Ketika Anda mengenalkan dan menanyakan pada anak si A berlari lebih kencang dibanding B atau si B lebih tinggi dibandingkan A, atau tas a lebih berat dibanding tas b, sebenarnya Anda sudah mengajarkan pada anak konsep kecepatan, panjang dalam meter atau berat dalam kilogram. Dengan demikian, fungsi kecerdasan matematika sudah aktif. "Sejauh anak bisa memahami itu, orangtua bisa memberikan stimulasi yang lebih tinggi," katanya.
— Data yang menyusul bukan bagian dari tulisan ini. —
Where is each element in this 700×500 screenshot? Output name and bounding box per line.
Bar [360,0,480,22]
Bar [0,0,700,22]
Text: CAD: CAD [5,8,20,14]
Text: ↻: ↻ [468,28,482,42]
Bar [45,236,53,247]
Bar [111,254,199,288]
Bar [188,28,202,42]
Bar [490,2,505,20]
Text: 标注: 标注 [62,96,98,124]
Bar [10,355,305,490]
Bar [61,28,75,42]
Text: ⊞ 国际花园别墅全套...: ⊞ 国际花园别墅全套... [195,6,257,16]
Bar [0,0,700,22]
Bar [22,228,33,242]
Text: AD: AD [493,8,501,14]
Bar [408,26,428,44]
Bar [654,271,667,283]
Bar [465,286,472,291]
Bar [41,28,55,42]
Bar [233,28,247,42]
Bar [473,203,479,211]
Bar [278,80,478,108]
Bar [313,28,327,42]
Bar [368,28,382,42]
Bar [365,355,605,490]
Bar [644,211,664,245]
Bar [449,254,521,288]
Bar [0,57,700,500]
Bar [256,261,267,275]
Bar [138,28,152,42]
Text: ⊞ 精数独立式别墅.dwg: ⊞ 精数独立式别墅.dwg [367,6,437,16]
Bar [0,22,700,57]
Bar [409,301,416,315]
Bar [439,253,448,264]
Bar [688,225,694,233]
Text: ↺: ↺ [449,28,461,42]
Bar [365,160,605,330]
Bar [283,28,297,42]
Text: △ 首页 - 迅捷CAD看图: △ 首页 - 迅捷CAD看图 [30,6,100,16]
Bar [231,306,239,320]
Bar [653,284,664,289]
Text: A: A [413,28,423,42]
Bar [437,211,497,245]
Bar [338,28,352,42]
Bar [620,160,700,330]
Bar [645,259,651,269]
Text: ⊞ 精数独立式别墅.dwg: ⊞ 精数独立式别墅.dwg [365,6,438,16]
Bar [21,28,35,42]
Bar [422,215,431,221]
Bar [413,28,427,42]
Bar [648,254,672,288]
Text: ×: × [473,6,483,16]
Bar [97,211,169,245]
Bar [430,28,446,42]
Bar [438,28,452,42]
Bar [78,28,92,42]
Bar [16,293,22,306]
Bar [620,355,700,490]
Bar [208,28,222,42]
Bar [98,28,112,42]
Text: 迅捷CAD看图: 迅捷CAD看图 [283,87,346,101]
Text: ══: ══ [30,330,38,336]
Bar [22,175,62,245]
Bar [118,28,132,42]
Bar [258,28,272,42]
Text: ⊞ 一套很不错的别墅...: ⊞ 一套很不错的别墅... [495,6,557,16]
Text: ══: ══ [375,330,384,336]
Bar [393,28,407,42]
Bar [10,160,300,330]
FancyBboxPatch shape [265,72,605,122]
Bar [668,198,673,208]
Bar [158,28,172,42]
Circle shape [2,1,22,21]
Jika ingin memasukkan anak ke lembaga khusus matematika, coba tinjau kembali apakah kebutuhan tersebut dapat terpenuhi.
Berikan penguatan jika pemahaman anak benar, sebaliknya luruskan pemahamannya yang menyimpang. Misalnya, ketika anak mengatakan kecambah akan tumbuh bertambah besar, artinya anak berpikir tak hanya tambah tinggi namun juga volumenya lebih besar, katakan ‘Ya kamu benar’ sebaliknya jika anak tak mampu menebak Anda bisa memancing dengan pertanyaan ‘apakah jadi lebih besar atau lebih tinggi?’. Ini salah satu bentuk orangtua mengevaluasi anak.
Gagan mengatakan, kecerdasan matematika bisa mengembangkan kecerdasan lainnya. ‘’Meski tidak berkaitan secara langsung, namun fungsinya bisa membantu anak menyelesaikan masalah menggunakan dimensi matematika,’’ katanya. Perkembangan kemampuan matematika melahirkan pemikiran sistematis pada anak.
Di usia sekolah, Gagan menambahkan, anak mampu melihat pola dari pertanyaan matematika yang disodorkan gurunya. Penemuan pola atau disebut juga rumus ini membuat anak mampu menyelesaikan soal matematika lebih cepat dibanding temannya yang lain. Anak yang cerdas matematika merupakan aset untuk mengembangkan banyak hal dalam kehidupan manusia yang membutuhkan keterampilan matematika. Anak lebih mudah menyimpulkan sesuatu dari fakta-fakta yang dianalisanya.
As’ari yang juga dosen jurusan matematika Universitas Negeri Malang menambahkan, secara kognitif anak mampu berasimilasi sehingga orangtua setidaknya memberikan pengajaran matematika yang dikaitkan dengan pengetahuan anak sebelumnya. Alhasil anak akan lebih mudah mencerna, misalnya pada anak usia 4 tahun, Anda mengajarkan penambahan ‘dua busway ditambah 2 busway jumlahnya berapa?’ jika anak belum pernah melihat busway sebelumnya maka akan sulit baginya untuk mencerna pertanyaan tersebut.
As’ari menganjurkan agar anak diajari konsep perpindahan dan perubahan saat berhitung. Pada soal penjumlahan, beri tempat untuk mempresentasikan benda-benda yang jumlahnya mewakili angka lalu tambahkan pula kalimat pertanyaan sehingga anak tahu bahwa angka tak hanya sebatas simbol saja. Misal, gambar buah apel berjumlah delapan dan sembilan sebelum penulisan angka. "Agar anak mahir matematika, tentu harus memahami konsep dan kelancaran prosedur seperti cara menambahkan atau mengurangi, yang memerlukan drill and practice, latihan-latihan yang mengaitkan konsep,"ujarnya pada sebuah seminar Adventures in Math yang digelar Yayasan Tara Salvia, April 2006 lalu.
As’ari mengatakan, syarat anak bisa dikatakan mahir matematika memiliki beberapa potensi dibawah ini,
Menguasai konsep matematika.
Kelancaran prosedur. Mengetahui dan memahami soal mana yang memerlukan penambahan, pembagian, pengalian atau pengurangan.
Kompeten.
Penalaran yang logis. Menyangkut kemampuan menjelaskan secara logika, sebab-akibatnya serta sistematis.
Positive disposition. Sikap bahwa matematika bermanfaat dalam penerapan kehidupannya.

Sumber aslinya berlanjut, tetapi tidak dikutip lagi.